Du coup, Emmanuel Macron n’y va pas avec le dos de la fourchette.

« Les non-vaccinés, j’ai très envie de les emmerder. Et donc on va continuer de le faire jusqu’au bout. C’est ça, la stratégie », a déclaré le président français lors d’une rencontre avec les lecteurs du Parisien.

Si c’est sa stratégie, elle est dangereuse.

À la décharge de M. Macron, il répondait à une infirmière exaspérée, et il a commencé son intervention en disant : « Moi, je ne suis pas pour emmerder les Français [en général]⁠1. » Il reprenait ainsi une formule prononcée par Georges Pompidou en 1966.

Reste que peu importe le contexte, ce n’est pas un style à imiter. Sévir contre les non-vaccinés requiert du tact. Beaucoup d’entre eux refusent le vaccin parce qu’ils ne font pas confiance aux institutions. Les provoquer ne fera qu’aggraver le problème.

Bien sûr, rien faire n’est pas mieux.

Les non-vaccinés ont huit fois plus de risques d’être hospitalisés. À cause de cette minorité, les soins intensifs débordent, le personnel est épuisé et d’autres patients sont victimes du délestage.

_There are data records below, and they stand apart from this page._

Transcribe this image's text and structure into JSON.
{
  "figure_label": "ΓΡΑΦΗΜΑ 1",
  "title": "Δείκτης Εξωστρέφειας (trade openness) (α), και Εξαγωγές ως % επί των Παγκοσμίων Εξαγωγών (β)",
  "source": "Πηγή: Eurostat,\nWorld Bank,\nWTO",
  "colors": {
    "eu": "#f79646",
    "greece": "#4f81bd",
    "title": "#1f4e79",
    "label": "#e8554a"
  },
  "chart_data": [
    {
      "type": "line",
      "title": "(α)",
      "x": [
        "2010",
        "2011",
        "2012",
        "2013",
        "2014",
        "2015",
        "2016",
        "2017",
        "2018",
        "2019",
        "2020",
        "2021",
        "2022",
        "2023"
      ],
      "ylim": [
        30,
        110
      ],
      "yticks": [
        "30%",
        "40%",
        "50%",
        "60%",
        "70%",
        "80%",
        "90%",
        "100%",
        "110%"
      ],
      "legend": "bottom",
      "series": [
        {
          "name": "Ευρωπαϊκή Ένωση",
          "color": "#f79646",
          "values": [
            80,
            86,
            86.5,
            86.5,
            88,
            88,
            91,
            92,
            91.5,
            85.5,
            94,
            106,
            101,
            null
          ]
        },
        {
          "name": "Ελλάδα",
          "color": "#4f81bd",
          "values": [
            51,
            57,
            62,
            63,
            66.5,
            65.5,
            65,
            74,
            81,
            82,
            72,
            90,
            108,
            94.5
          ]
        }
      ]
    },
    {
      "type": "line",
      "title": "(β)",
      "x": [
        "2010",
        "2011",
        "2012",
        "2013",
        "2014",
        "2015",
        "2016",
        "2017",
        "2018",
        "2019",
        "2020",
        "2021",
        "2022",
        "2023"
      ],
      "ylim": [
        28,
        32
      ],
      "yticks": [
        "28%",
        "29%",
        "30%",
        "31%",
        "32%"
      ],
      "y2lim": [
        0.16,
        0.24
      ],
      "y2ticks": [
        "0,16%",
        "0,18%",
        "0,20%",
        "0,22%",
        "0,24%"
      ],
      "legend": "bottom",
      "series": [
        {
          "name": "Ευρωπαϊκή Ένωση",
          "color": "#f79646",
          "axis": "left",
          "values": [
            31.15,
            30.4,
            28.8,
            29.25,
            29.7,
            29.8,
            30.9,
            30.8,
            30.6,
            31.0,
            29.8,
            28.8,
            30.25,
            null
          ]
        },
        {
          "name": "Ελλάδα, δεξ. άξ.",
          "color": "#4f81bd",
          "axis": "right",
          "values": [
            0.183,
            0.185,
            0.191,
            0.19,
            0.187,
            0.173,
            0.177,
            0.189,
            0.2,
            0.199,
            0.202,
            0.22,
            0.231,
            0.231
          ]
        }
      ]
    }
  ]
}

La colère contre ces récalcitrants est vive. Ne rien faire, c’est perpétuer cette tension sociale. Il faut donc agir. Mais pas n’importe comment, et pas en disant n’importe quoi.

Des restrictions existent déjà, comme le passeport vaccinal. Québec s’apprête à le demander aussi dans les succursales de la SAQ et de la SQDC. Très bien, mais Postes Canada existe encore…

Que faire de plus ?

Daniel Paillé, ex-ministre péquiste et ex-chef du Bloc, propose un « vaccimpôt » pour que les non-vaccinés paient au moins une partie de leurs frais d’hospitalisation.

Claude Garcia, ex-sous-ministre adjoint au ministère des Affaires sociales du Québec et ex-militant adéquiste, suggère que les non-vaccinés cotisent davantage au Fonds des services de santé et au Régime d’assurance médicaments et que leurs primes d’assurances soient haussées.

D’autres idées suivront sans doute. Dans ce remue-méninges, il faudrait se demander ce qu’on cherche à faire. Punir les non-vaccinés ? Exiger qu’ils financent le système de santé ? Les inciter à recevoir une première dose ? Protéger les vaccinés et freiner la pandémie ? Ou rétablir un sentiment de justice auprès du reste de la population ?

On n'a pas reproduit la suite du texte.